Everytime you sign up for some new service, register an account with a web shop, join a community or want to download something from somewhere, you have to register your email address. One possibility could be to register temporary email addresses unique for each site (which is handy if you have your own mail server, not so handy if you need to register a new webmail account for each site) and then drop that alias once you start getting too many emails from a given site. Problems with this method still include mass-mailings that don’t show you which alias it’s going to (in case you’ve got several similar ones) and it also does not protect you if someone hijacks a site’s email database and uses it for spam; you still need to figure out which alias they are using.
Enter Mailinator. Mailinator is a new kind of webmail site - one that doesn’t require registration or loads of tricky setup. It’s basically a receive-only temporary email address; emails sent to [anything]@mailinator.com are accessible via the web page for a few hours and then automatically deleted. You cannot send emails from Mailinator or reply to ones you have received, and all sorts of fancy formatting and attachments are stripped immediately.
When registering an account on a website, give as your email address xuxufufifdff@mailinator.com. Later on, go to the Mailinator website, enter “xuxufufifdff” in the Check your inbox! field and hey presto - there’s your welcome message.

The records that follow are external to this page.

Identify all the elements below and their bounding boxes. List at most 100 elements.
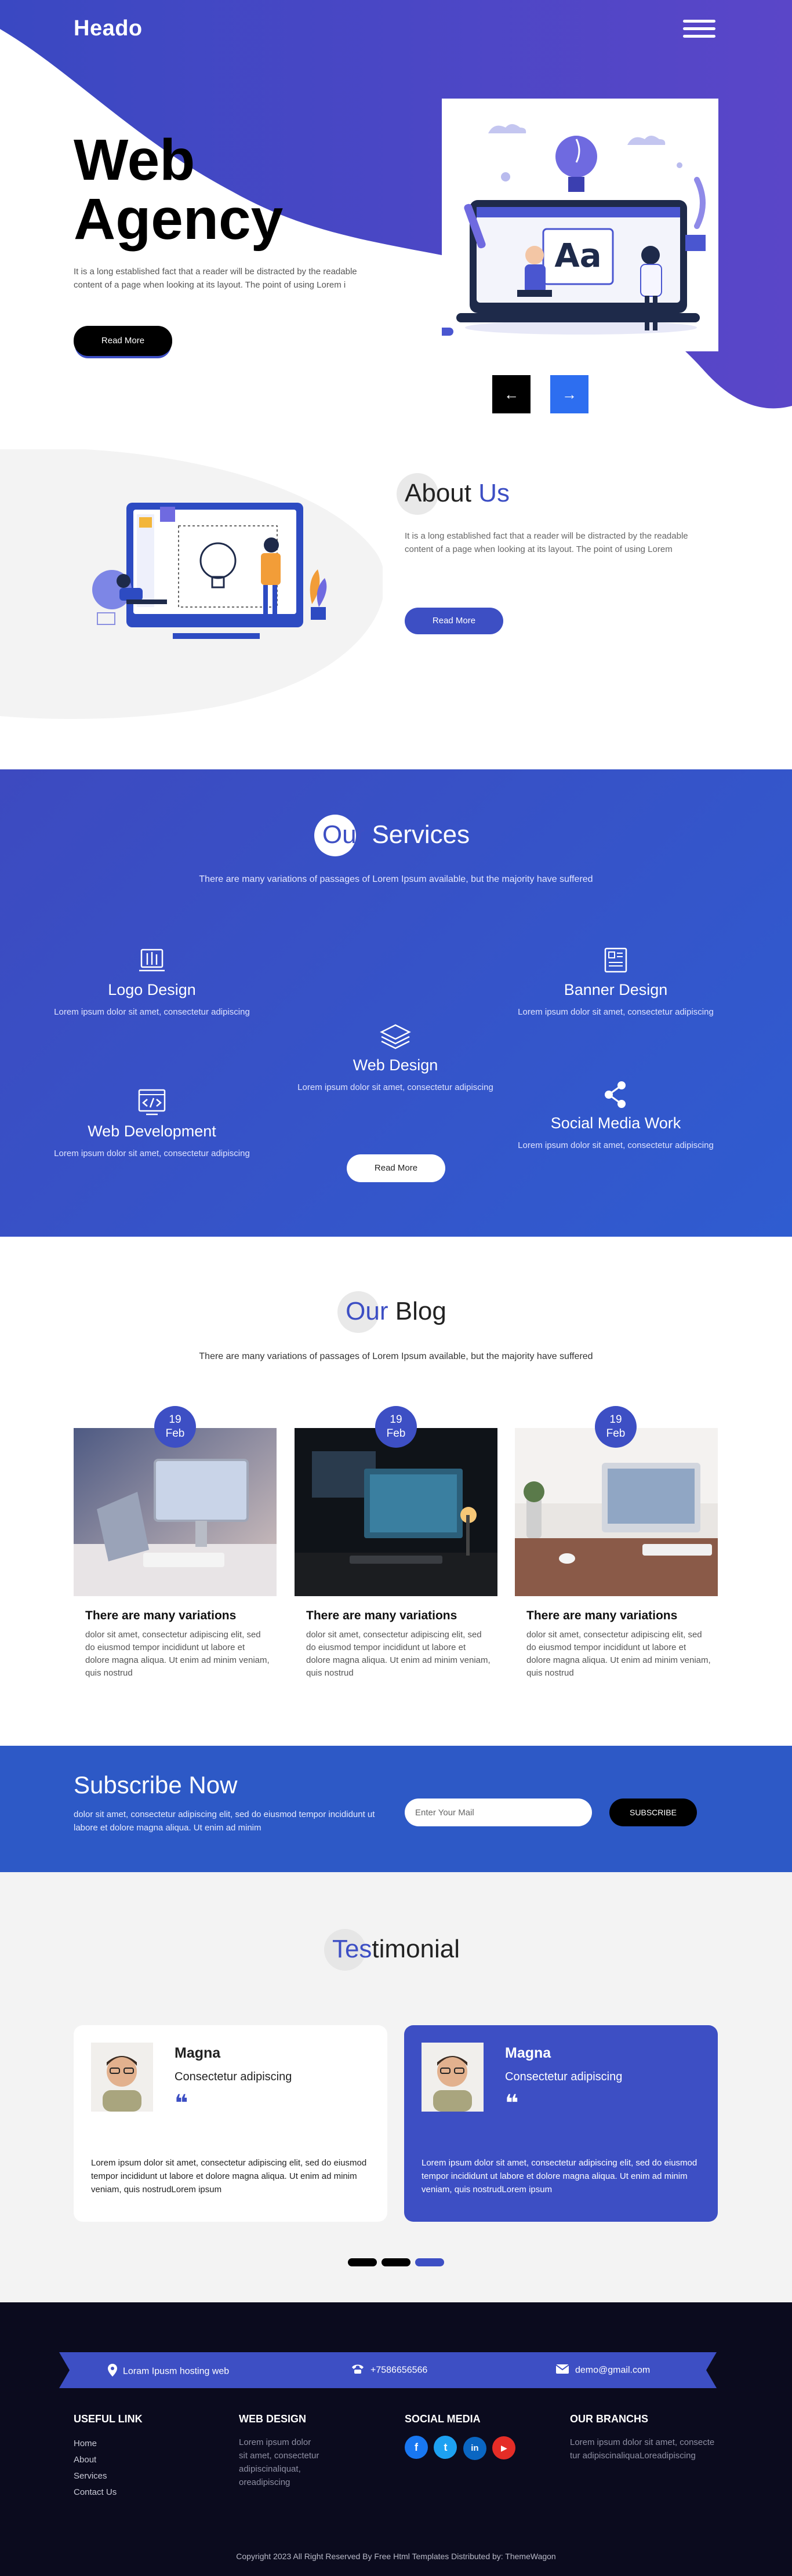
blog-post-excerpt: dolor sit amet, consectetur adipiscing e… (85, 1630, 270, 1678)
service-social-media[interactable]: Social Media Work Lorem ipsum dolor sit … (517, 1078, 714, 1152)
blog-card[interactable]: There are many variations dolor sit amet… (515, 1428, 718, 1680)
blog-card[interactable]: There are many variations dolor sit amet… (74, 1428, 277, 1680)
testimonial-card[interactable]: Magna Consectetur adipiscing ❝ Lorem ips… (404, 2025, 718, 2222)
blog-date-badge: 19 Feb (595, 1406, 637, 1448)
service-web-development[interactable]: Web Development Lorem ipsum dolor sit am… (53, 1087, 250, 1160)
youtube-icon[interactable]: ▶ (492, 2436, 516, 2459)
blog-title-highlight: Our (337, 1291, 388, 1333)
testimonial-text: Lorem ipsum dolor sit amet, consectetur … (422, 2158, 697, 2194)
blog-post-title[interactable]: There are many variations (526, 1609, 718, 1623)
footer-column-title: WEB DESIGN (239, 2413, 307, 2425)
subscribe-description: dolor sit amet, consectetur adipiscing e… (74, 1810, 375, 1833)
hero-title-line2: Agency (74, 187, 284, 252)
blog-subtitle: There are many variations of passages of… (199, 1351, 593, 1361)
footer-branches: OUR BRANCHS Lorem ipsum dolor sit amet, … (570, 2413, 715, 2462)
envelope-icon (555, 2364, 569, 2377)
location-pin-icon (108, 2364, 117, 2379)
footer-link-home[interactable]: Home (74, 2436, 143, 2452)
footer-link-about[interactable]: About (74, 2452, 143, 2468)
about-illustration (92, 500, 341, 645)
hamburger-icon (683, 20, 715, 23)
hamburger-icon-bar (683, 35, 715, 38)
testimonial-name: Magna (175, 2045, 221, 2061)
carousel-dot-2[interactable] (382, 2258, 410, 2266)
service-text: Lorem ipsum dolor sit amet, consectetur … (54, 1007, 250, 1017)
facebook-icon[interactable]: f (405, 2436, 428, 2459)
subscribe-button[interactable]: SUBSCRIBE (609, 1799, 697, 1826)
hamburger-icon-bar (683, 27, 715, 30)
testimonial-role: Consectetur adipiscing (175, 2070, 292, 2083)
footer-link-contact[interactable]: Contact Us (74, 2484, 143, 2501)
testimonial-title-highlight: Tes (324, 1929, 372, 1971)
service-text: Lorem ipsum dolor sit amet, consectetur … (297, 1082, 493, 1092)
code-icon (135, 1087, 169, 1119)
service-title: Web Development (88, 1122, 216, 1140)
blog-post-title[interactable]: There are many variations (306, 1609, 497, 1623)
footer-email[interactable]: demo@gmail.com (555, 2364, 650, 2377)
testimonial-title: Testimonial (0, 1929, 792, 1971)
services-subtitle: There are many variations of passages of… (199, 874, 593, 884)
footer-column-title: SOCIAL MEDIA (405, 2413, 481, 2425)
avatar (91, 2043, 153, 2112)
blog-date-day: 19 (169, 1414, 181, 1426)
hero-read-more-button[interactable]: Read More (74, 326, 172, 356)
site-logo[interactable]: Heado (74, 16, 143, 41)
service-web-design[interactable]: Web Design Lorem ipsum dolor sit amet, c… (297, 1020, 494, 1094)
blog-post-excerpt: dolor sit amet, consectetur adipiscing e… (526, 1630, 711, 1678)
blog-card[interactable]: There are many variations dolor sit amet… (295, 1428, 497, 1680)
blog-date-day: 19 (609, 1414, 622, 1426)
hero-title-line1: Web (74, 128, 195, 192)
carousel-dot-1[interactable] (348, 2258, 377, 2266)
service-title: Banner Design (564, 981, 668, 998)
blog-post-excerpt: dolor sit amet, consectetur adipiscing e… (306, 1630, 491, 1678)
hero-illustration: Aa (430, 99, 718, 351)
footer-location-text: Loram Ipusm hosting web (123, 2366, 230, 2377)
logo-design-icon (135, 945, 169, 978)
service-title: Social Media Work (550, 1114, 681, 1132)
hero-description: It is a long established fact that a rea… (74, 267, 357, 290)
services-title: Our Services (0, 815, 792, 856)
footer-column-title: USEFUL LINK (74, 2413, 143, 2425)
testimonial-card[interactable]: Magna Consectetur adipiscing ❝ Lorem ips… (74, 2025, 387, 2222)
blog-post-title[interactable]: There are many variations (85, 1609, 277, 1623)
footer-link-services[interactable]: Services (74, 2468, 143, 2484)
banner-icon (598, 945, 633, 978)
quote-icon: ❝ (175, 2091, 188, 2116)
hero-next-arrow-button[interactable]: → (550, 375, 588, 413)
subscribe-email-input[interactable] (405, 1799, 592, 1826)
testimonial-name: Magna (505, 2045, 551, 2061)
about-title-highlight: About (397, 473, 471, 515)
footer-column-text: Lorem ipsum dolor sit amet, consectetur … (239, 2437, 319, 2487)
service-text: Lorem ipsum dolor sit amet, consectetur … (518, 1140, 714, 1150)
hero-prev-arrow-button[interactable]: ← (492, 375, 531, 413)
hamburger-menu-button[interactable] (683, 20, 718, 39)
about-title: About Us (397, 473, 510, 515)
blog-image (74, 1428, 277, 1596)
testimonial-title-rest: timonial (372, 1935, 460, 1963)
service-banner-design[interactable]: Banner Design Lorem ipsum dolor sit amet… (517, 945, 714, 1019)
testimonial-text: Lorem ipsum dolor sit amet, consectetur … (91, 2158, 367, 2194)
services-read-more-button[interactable]: Read More (347, 1154, 445, 1182)
subscribe-title: Subscribe Now (74, 1771, 238, 1799)
service-title: Web Design (353, 1056, 438, 1074)
service-logo-design[interactable]: Logo Design Lorem ipsum dolor sit amet, … (53, 945, 250, 1019)
footer-phone-text: +7586656566 (370, 2365, 428, 2375)
footer-column-text: Lorem ipsum dolor sit amet, consectetur … (570, 2437, 715, 2461)
service-text: Lorem ipsum dolor sit amet, consectetur … (518, 1007, 714, 1017)
quote-icon: ❝ (505, 2091, 519, 2116)
twitter-icon[interactable]: t (434, 2436, 457, 2459)
footer-location[interactable]: Loram Ipusm hosting web (108, 2364, 229, 2379)
footer-useful-links: USEFUL LINK Home About Services Contact … (74, 2413, 143, 2501)
blog-title: Our Blog (0, 1291, 792, 1333)
about-read-more-button[interactable]: Read More (405, 608, 503, 634)
hero-title: Web Agency (74, 130, 283, 249)
carousel-dot-3-active[interactable] (415, 2258, 444, 2266)
blog-title-rest: Blog (395, 1297, 446, 1325)
layers-icon (378, 1020, 413, 1053)
footer-phone[interactable]: +7586656566 (351, 2364, 427, 2377)
footer-web-design: WEB DESIGN Lorem ipsum dolor sit amet, c… (239, 2413, 320, 2489)
services-title-highlight: Our (314, 815, 365, 856)
share-icon (598, 1078, 633, 1111)
blog-date-badge: 19 Feb (375, 1406, 417, 1448)
linkedin-icon[interactable]: in (463, 2437, 486, 2460)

You don’t need a password to open the mailbox, so choose your address very carefully and don’t use it for secret information. (Mailinator graciously provides random 13-letter prefixes that could be used for your correspondence.)
Cool idea. Hope it works, that they don’t harvest the source addresses for their own spam and that people don’t try to blast it off the air just to prove themselves. Good idea? Definitely. Worth donating a couple of bucks? Quite possibly.